Reputation: 51
I have a project made on Laravel. I have routes for web pages, and routes for api. My question is : how could I set a different timeout for those two groups ?
I tried with a Middleware, by just playing with set_time_limit
, but it didn't work.
So I think I can do this by my Nginx vhost file, and I'm kind of stuck on this. Here how I have ended up so far :
server {
listen 80;
listen 443 ssl http2;
server_name mysiste;
root "/home/vagrant/www/mysite/public";
index index.html index.htm index.php;
charset utf-8;
location / {
try_files $uri $uri/ /index.php?$query_string;
}
location = /favicon.ico { access_log off; log_not_found off; }
location = /robots.txt { access_log off; log_not_found off; }
access_log off;
error_log /var/log/nginx/mysite-error.log error;
sendfile off;
client_max_body_size 100m;
location ~ \.php$ {
fastcgi_split_path_info ^(.+\.php)(/.+)$;
fastcgi_pass unix:/var/run/php/php7.1-fpm.sock;
fastcgi_index index.php;
include fastcgi_params;
fastcgi_param SCRIPT_FILENAME $document_root$fastcgi_script_name;
fastcgi_intercept_errors off;
fastcgi_buffer_size 16k;
fastcgi_buffers 4 16k;
fastcgi_connect_timeout 300;
fastcgi_send_timeout 300;
fastcgi_read_timeout 300;
}
location ~ ^/api/v1 {
try_files $uri $uri/ /index.php?$query_string;
client_body_timeout 1;
send_timeout 1;
fastcgi_connect_timeout 300;
fastcgi_send_timeout 300;
fastcgi_read_timeout 300;
}
location ~ /\.ht {
deny all;
}
}
(Of course, I set my timeouts to 1
just to do my researches).
Is anyone have an idea on how to approach this please ?
Thanks !
Upvotes: 2
Views: 4953
Reputation: 1277
The reason why your config isn't working, is because the try_files
directive redirects to your location ~ \.php$
.
To avoid that, you have to remove try_files
in your specific route and hardcode your fastcgi_param SCRIPT_FILENAME
.
This is how I solved the issue, where I had to allow longer timeout for a route used for video upload:
set_time_limit(1800);
in the top of my laravel controller (that resolves from /api/posts
)And then use nginx locations like this:
location ~ ^/api/posts {
include fastcgi_params;
fastcgi_connect_timeout 30s;
fastcgi_read_timeout 1800s;
fastcgi_send_timeout 1800s;
fastcgi_buffers 256 4k;
fastcgi_param SCRIPT_FILENAME '${document_root}/index.php';
fastcgi_pass php:9000;
}
location ~ \.php$ {
try_files $uri /index.php?$query_string;
include fastcgi_params;
fastcgi_connect_timeout 30s;
fastcgi_read_timeout 30s;
fastcgi_send_timeout 30s;
fastcgi_buffers 256 4k;
fastcgi_param SCRIPT_FILENAME $document_root$fastcgi_script_name;
fastcgi_pass php:9000;
}
You might have to adjust the params for your usecase.

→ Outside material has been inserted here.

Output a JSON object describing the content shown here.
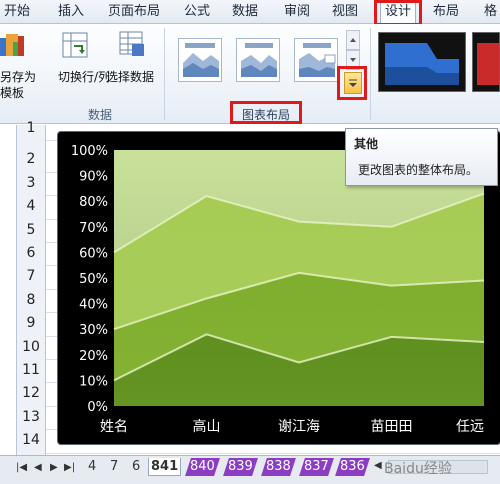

For the record, I use PHP 7.3 and nginx 1.12.2
Upvotes: 6
Reputation: 69
you cant do it with nginx, you have to set max timeout in nginx and controll your app-timeout in your Classes or php.ini
here is the answer incl. info why it so
So in your Nginx configuration's "location ~ .php$" section, set request_terminate_timeout to a very high value (or better yet, set it to 0 to disable the timeout). And also set fastcgi_read_timeout to the highest number of seconds you could possibly want any script to run.
And then fine-tune it by setting a default value by setting max_execution_time in your php.ini. Now, when you have script that you want to allow to run for a long time, use the set_time_limit() PHP command in those scripts.